Gaël Roué, PhD, Josep Carreras Leukemia Research Institute, Barcelona, Spain, highlights study findings exploring the loss of the small GTPase Ras homolog family member A (RhoA) and how this enhances lymphomagenesis and impairs the activity of lenalidomide in patients with mantle cell lymphoma (MCL). These findings were presented at the 2022 American Associated for Cancer Research (AACR) Annual Meeting.

Transcript
My name is Gaël Roué. I'm the head of the Lymphoma Translational Group at the Josep Carreras Leukemia Research Institute in Barcelona, Spain. My main interest is developing a new disease model for high-risk MCL and the development of new therapeutic drugs for this disease.

Oncology Learning Network: What existing data led you and your co-investigators to conduct this research?

Dr Roué: Some years ago, we had evidence that the loss of expression of some Rho GTPases are related to a worst prognosis in some hematological malignancies. We know that, especially in MCL, which is a really aggressive disease, the lower level of RhoA, which is the main component of the Rho GTPase family, is associated with a worst prognosis of these patients.

OLN: Could you briefly describe the study and its findings?

Dr Roué: To analyze the role of RhoA in MCL, we developed a RhoA knock-out model, using cell lines subjected to CRISPR-Cas9 methodology, to deplete RhoA in the cell. Then, we analyzed the impact of RhoA depletion on the transcriptome of the cells, on their mobility of the cells, on the aggressiveness of the lymphoma cells in vivo, in vitro, and also, in the response to lenalidomide, which is a drug approved for the treatment of relapsed or refractory MCL patients.

OLN: Were any of the outcomes particularly surprising?

Dr Roué: Indeed, we confirmed the role of RhoA in the regulation of cytoskeleton (it was almost expected), but we were surprised to see that this modulation of cytoskeleton by RhoA was necessary for the activity of lenalidomide. Indeed, when we lose RhoA in MCL cell, we decreased, significantly, the activity of the immunomodulatory drug in vitro, and also in vivo.

OLN: What are the possible real-world applications of these findings in clinical practice?

Dr Roué: Right now, we are screening for a new compound, that would be able to increase the expression, or the activity, of RhoA in MCL, since it seems that this could be considered as an anti-tumor agent.

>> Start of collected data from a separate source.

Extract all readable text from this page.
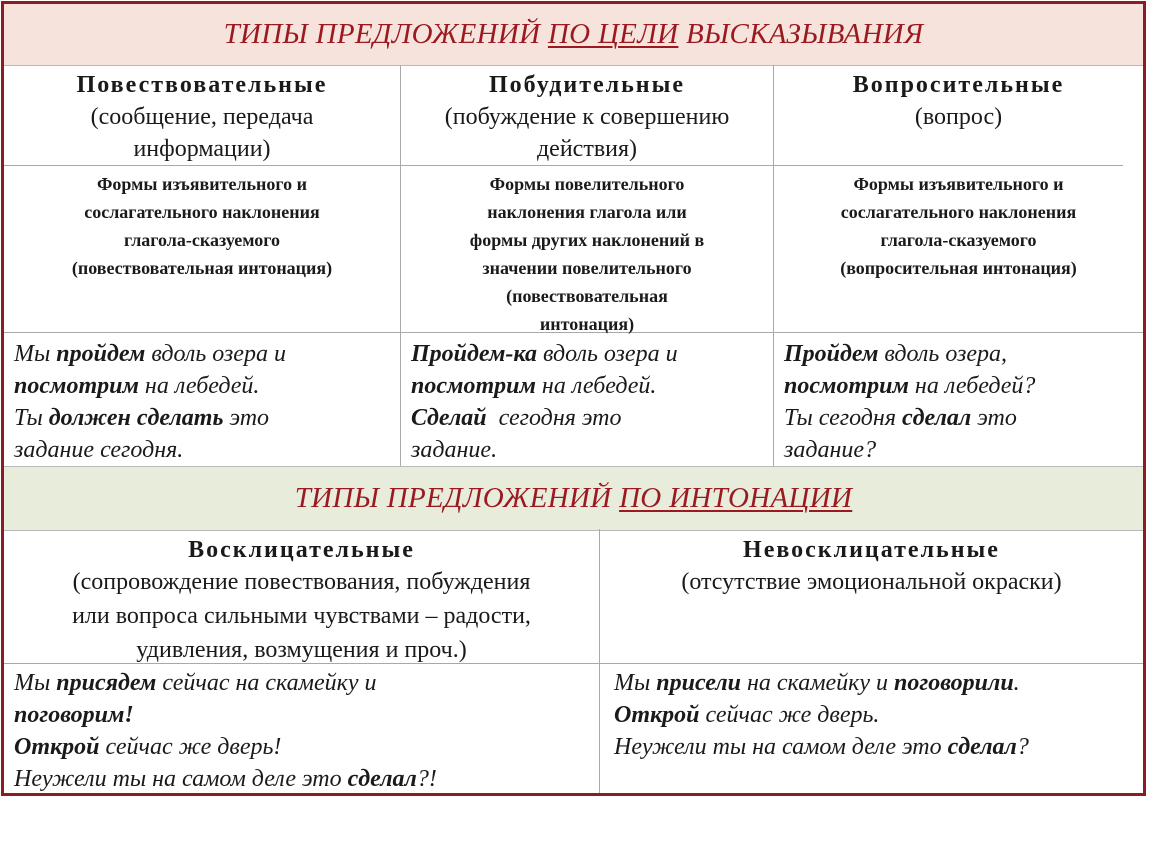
ТИПЫ ПРЕДЛОЖЕНИЙ
ПО ЦЕЛИ
ВЫСКАЗЫВАНИЯ
Повествовательные
(сообщение, передача
информации)
Побудительные
(побуждение к совершению
действия)
Вопросительные
(вопрос)
Формы изъявительного и
сослагательного наклонения
глагола-сказуемого
(повествовательная интонация)
Формы повелительного
наклонения глагола или
формы других наклонений в
значении повелительного
(повествовательная
интонация)
Формы изъявительного и
сослагательного наклонения
глагола-сказуемого
(вопросительная интонация)
Мы пройдем вдоль озера и
посмотрим на лебедей.
Ты должен сделать это
задание сегодня.
Пройдем-ка вдоль озера и
посмотрим на лебедей.
Сделай  сегодня это
задание.
Пройдем вдоль озера,
посмотрим на лебедей?
Ты сегодня сделал это
задание?
ТИПЫ ПРЕДЛОЖЕНИЙ
ПО ИНТОНАЦИИ
Восклицательные
(сопровождение повествования, побуждения
или вопроса сильными чувствами – радости,
удивления, возмущения и проч.)
Невосклицательные
(отсутствие эмоциональной окраски)
Мы присядем сейчас на скамейку и
поговорим!
Открой сейчас же дверь!
Неужели ты на самом деле это сделал?!
Мы присели на скамейку и поговорили.
Открой сейчас же дверь.
Неужели ты на самом деле это сделал?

Then, to try whether we could improve the response of MCL cell lines, and MCL xenograph models to lenalidomide.

OLN: Do you and your co-investigators indent to expand upon this research? If so, what will be your next steps?

Dr Roué: Next step is to identify the compound, which could be transferred into the clinic, that may have this property to increase RhoA activity in MCL.

OLN: Is there anything else pertaining to your research and finings that you would like to add?

Dr Roué: One of the particularities of the work we presented here, also developing in the lab, is the use of a new in vivo xenograft model, which is the chick chorioallantois membrane model, the CAM assay, which allows us to work in immunocompetent model without the requirement of animals.

We are not using mice in these studies, but we can analyze the effect of genetic modulation in vivo, as well.

Source:
Santos JC, Ribeiro ML, Roue G. Loss of the small GTPase RHOA enhances lymphomagenesis and impairs the activity of lenalidomide in mantle cell lymphoma. Abstract presented at: AACR Annual Meeting; April 8-13, 2022; New Orleans, LA. Abstract 2981/10.